The oil bumps on your face are essentially pockets of sebum oil, usually a result of acne or when your pores get all clogged up. While oil bumps are more commonly formed during puberty (when our hormones set off a rollercoaster of bodily changes) they can affect a number of adults as well. Oil bumps themselves can be a source of acne problem as well as other facial skin problems.
What are comedones?
Notice your skin feeling a little rough lately? This might be due to comedones—light or dark oil bumps that could indicate a milder form of acne. Comedones are created when microscopic debris blocks the openings of hair follicles, usually by excess oil, skin cells, and sometimes bacteria. They are more commonly known as blackheads and whiteheads, though they can also be called open comedones and black comedones respectively.
What causes blackheads?
If you notice a blackhead or two forming on your face, it’s time to keep a lookout. Studies show that blackheads are often indicative of the first stage of acne. Infection occurs when bacteria begin to clog up pores or hair follicles in skin, resulting in a plug that—when exposed to oxygen—becomes black hence the coining of the term “black head” for this type of comedone. Blackheads may also be caused by your body going into hormone overdrive, a common occurrence in puberty and young adulthood.
What causes whiteheads?
On the other hand, whiteheads tend to be a bit less obvious than blackheads. They are significantly smaller and some of them cannot be easily seen by the naked eye. However, a whitehead signifies that the hair follicles on your skin have been completely blocked, which happens when dead skin cells and bacteria become are trapped in the excess sebum on your skin. The plug on whiteheads is usually white (hence the name) or flesh-colored. On the up side, studies show that whiteheads are easier to deal with than blackheads, as they don’t stay on the face for too long.
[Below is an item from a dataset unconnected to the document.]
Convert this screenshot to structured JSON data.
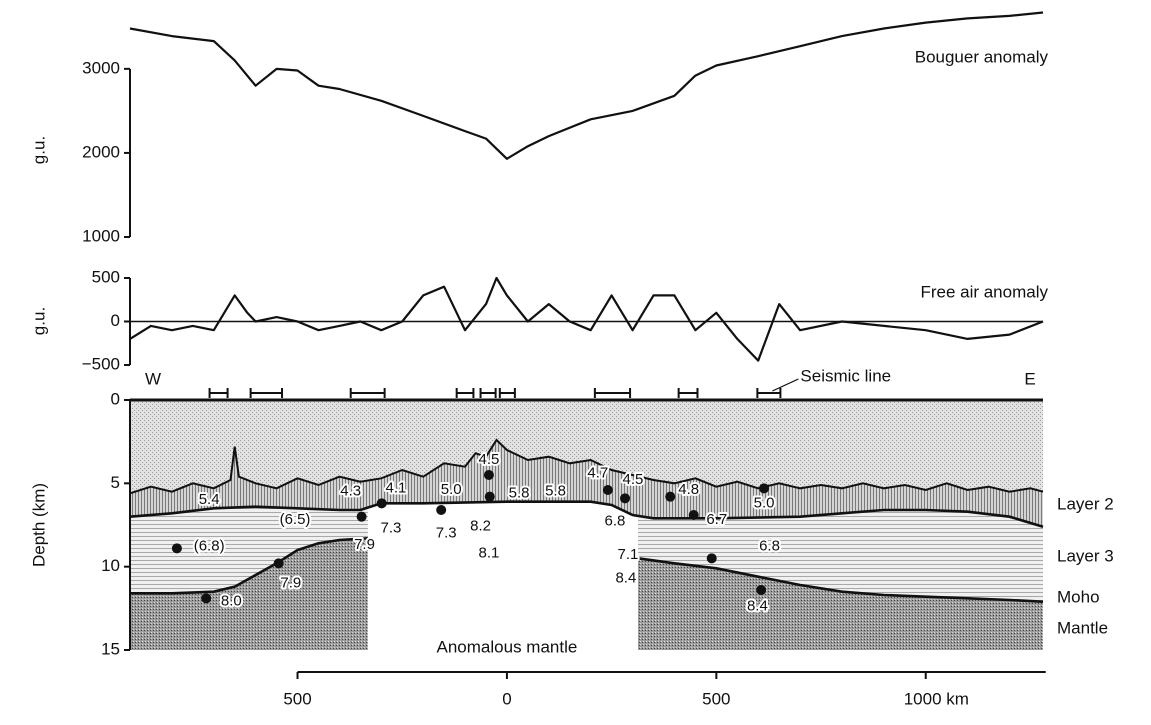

What do I do with these comedones?
Commercial products that specialize in comedones often have high amounts of salicylic acid, resorcinol, or sulfur. Salicylic acid prevents the formation of dead skin cells or at least slows down the natural process of cell shedding near the follicles of oil glands at the same time treating any existing inflammation. Resorcinol and sulfur work by actively breaking down both types of comedones.
These types of treatments, while effective to some degree, tend to be a bit strong, especially for sensitive skin types. Certain homemade skin care recipes and natural extracts work just as well. Argan oil, is one natural skin care product that is believed to be helpful in keeping the skin clear and beautiful. The oil comes with a high amount of Vitamin E and essential fatty acids which are the key nutrients believed to help keep the skin clear, soft and smooth. Aside from Vitamin E, the oil also contains other antioxidants such as Carotenoids, Ferulic acid and Polyphenols. Antioxidants are believed to help prevent free radicals from damaging the skin. There are studies being conducted to test the effectiveness of topical antioxidants in protecting the skin. Although there isn’t a conclusive result yet verifying the effectiveness of topical antioxidants, it would not hurt to give these antioxidants a try. If you have clear skin, regular application of Argan oil may help in keeping your skin clear and may also prevent the formation of comedones. There is only anecdotal evidence that the oil is also helpful in getting rid of existing comedones.